SAN MARINO. Lo sport grossetano è in lutto per la improvvisa e prematura scomparsa di Craig Stimac, 54 anni, stella della squadra di baseball del Bbc Grosseto tra il 1984 ed il 1986. Quello che forse è stato il ricevitore biancorosso più forte di sempre, un atleta che ha fatto fare il salto di qualità alla formazione maremmana, se n'è andato in silenzio giovedì notte nella sua casa sul Monte Titano, senza il lungo applauso del pubblico, come era stato abituato nelle tre stagioni trascorse da beniamino dello Jannella.
Si è tolto la vita in casa. A trovare il corpo senza vita dell'ex campione originario di Oak Park, vicino Chicago, con discendenze croate, è stata l'ex moglie Monica Goracci, grossetana, che ha aveva conosciuto nella sua permanenza da queste parti, e dalla quale aveva avuto due figli, oggi adolescenti. I primi segni della malattia depressiva Craig li aveva avuti al termine della carriera, una quindicina di anni fa, probabilmente per la mancanza di quell'adrenalina, quell'ardore agonistico che aveva caratterizzato ogni suo incontro, ma aveva cercato di farsi forza, incoraggiato dagli amici di sempre, compresi Giovanni Donnini e Marco Alpi, con i quali aveva diviso serate piacevoli in questo angolo di Toscana che lui adorava e in cui spesso tornava per fare un giro in centro o per trascorrere un periodo di vacanza al mare, che adorava più di ogni altra cosa. Ma negli ultimi anni aveva perso la voglia di vivere, non riusciva più a reagire, trascurando anche l'attività di import-export che aveva intrapreso una volta rimessi in cantina mazza e guantone. Qualche anno fa aveva accettato di disputare una gara tra vecchie glorie allo stadio Jannella e la sua condizione psicofisica sembrava ottima.
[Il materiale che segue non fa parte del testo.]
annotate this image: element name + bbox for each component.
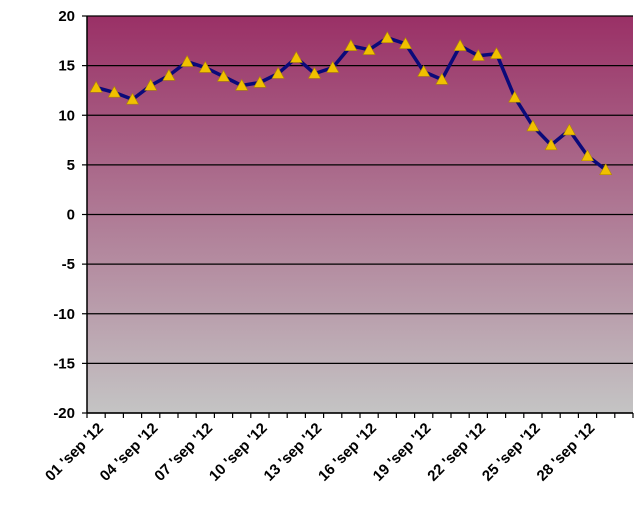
data-point-marker — [544, 138, 558, 151]
y-tick-label: -20 — [53, 405, 75, 422]
data-point-marker — [216, 69, 231, 82]
x-tick-label: 22 'sep '12 — [424, 420, 489, 485]
data-point-marker — [526, 119, 540, 132]
y-tick-label: 15 — [58, 58, 75, 75]
data-point-marker — [253, 75, 267, 88]
x-tick-label: 07 'sep '12 — [151, 420, 216, 485]
data-point-marker — [144, 78, 158, 91]
data-point-marker — [198, 60, 212, 73]
data-point-marker — [180, 55, 194, 67]
data-point-marker — [307, 66, 322, 79]
y-axis-tick-labels: -20 -15 -10 -5 0 5 10 15 20 — [53, 8, 75, 422]
x-tick-label: 04 'sep '12 — [97, 420, 162, 485]
x-tick-label: 19 'sep '12 — [370, 420, 435, 485]
data-point-marker — [89, 80, 103, 93]
data-point-marker — [508, 90, 522, 103]
data-point-marker — [562, 123, 576, 136]
data-point-marker — [398, 37, 413, 49]
data-point-marker — [162, 68, 176, 81]
data-point-marker — [235, 78, 249, 91]
x-tick-label: 25 'sep '12 — [479, 420, 544, 485]
series-markers — [89, 31, 613, 175]
data-point-marker — [107, 85, 121, 98]
data-point-marker — [471, 49, 485, 61]
x-tick-label: 13 'sep '12 — [260, 420, 325, 485]
y-tick-label: 5 — [67, 157, 75, 174]
data-point-marker — [344, 39, 358, 51]
y-tick-label: 20 — [58, 8, 75, 25]
x-tick-label: 28 'sep '12 — [533, 420, 598, 485]
data-point-marker — [380, 31, 394, 43]
data-point-marker — [417, 64, 431, 77]
y-tick-label: 0 — [67, 207, 75, 224]
data-point-marker — [489, 47, 504, 59]
data-point-marker — [435, 72, 449, 85]
data-point-marker — [125, 92, 140, 105]
y-tick-label: -15 — [53, 355, 75, 372]
x-tick-label: 10 'sep '12 — [206, 420, 271, 485]
x-tick-label: 16 'sep '12 — [315, 420, 380, 485]
data-point-marker — [580, 149, 595, 162]
y-tick-label: -10 — [53, 306, 75, 323]
y-tick-label: -5 — [62, 256, 75, 273]
data-point-marker — [289, 51, 303, 63]
x-tick-label: 01 'sep '12 — [42, 420, 107, 485]
data-point-marker — [326, 60, 340, 73]
y-tick-label: 10 — [58, 107, 75, 124]
data-point-marker — [453, 39, 467, 51]
data-point-marker — [599, 163, 613, 175]
axes — [86, 16, 634, 418]
data-point-marker — [271, 66, 285, 79]
data-point-marker — [362, 43, 376, 55]
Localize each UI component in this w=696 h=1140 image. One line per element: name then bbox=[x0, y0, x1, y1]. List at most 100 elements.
Il tempo, con Craig ed il Divino Olsen sul monte, sembrava essersi fermato.
«Anche a San Marino, dove risiedeva dal 1987 - dice l'ex presidente del San Marino, oggi ministro delle finanze - abbiamo cercato di coinvolgerlo, di sfruttare la sua esperienza per fargli fare il batting coach, ma non ne ha voluto sapere. Si è rinchiuso in se stesso». Proprio il giorno della morte era uscito dall'ospedale di San Marino, dove era stato ricoverato per qualche giorno. Sembrava migliorato, pronto a tornare alla vita di tutti i giorni. In serata l'ex moglie lo ha cercato al telefono per sincerarsi delle sue condizioni e non avendo risposta alcuna si è recata nel suo appartamento di via Giacomini, a San Marino Città. Ed una volta sfondata la porta si è trovato di fronte il corpo senza vita dell'uomo.
II feretro di Stimac si muoverà alle 14 dall'ospedale sammarinese, mentre alla 14,15 è prevista una funzione religiosa nella chiesa dei salesiani di Murata.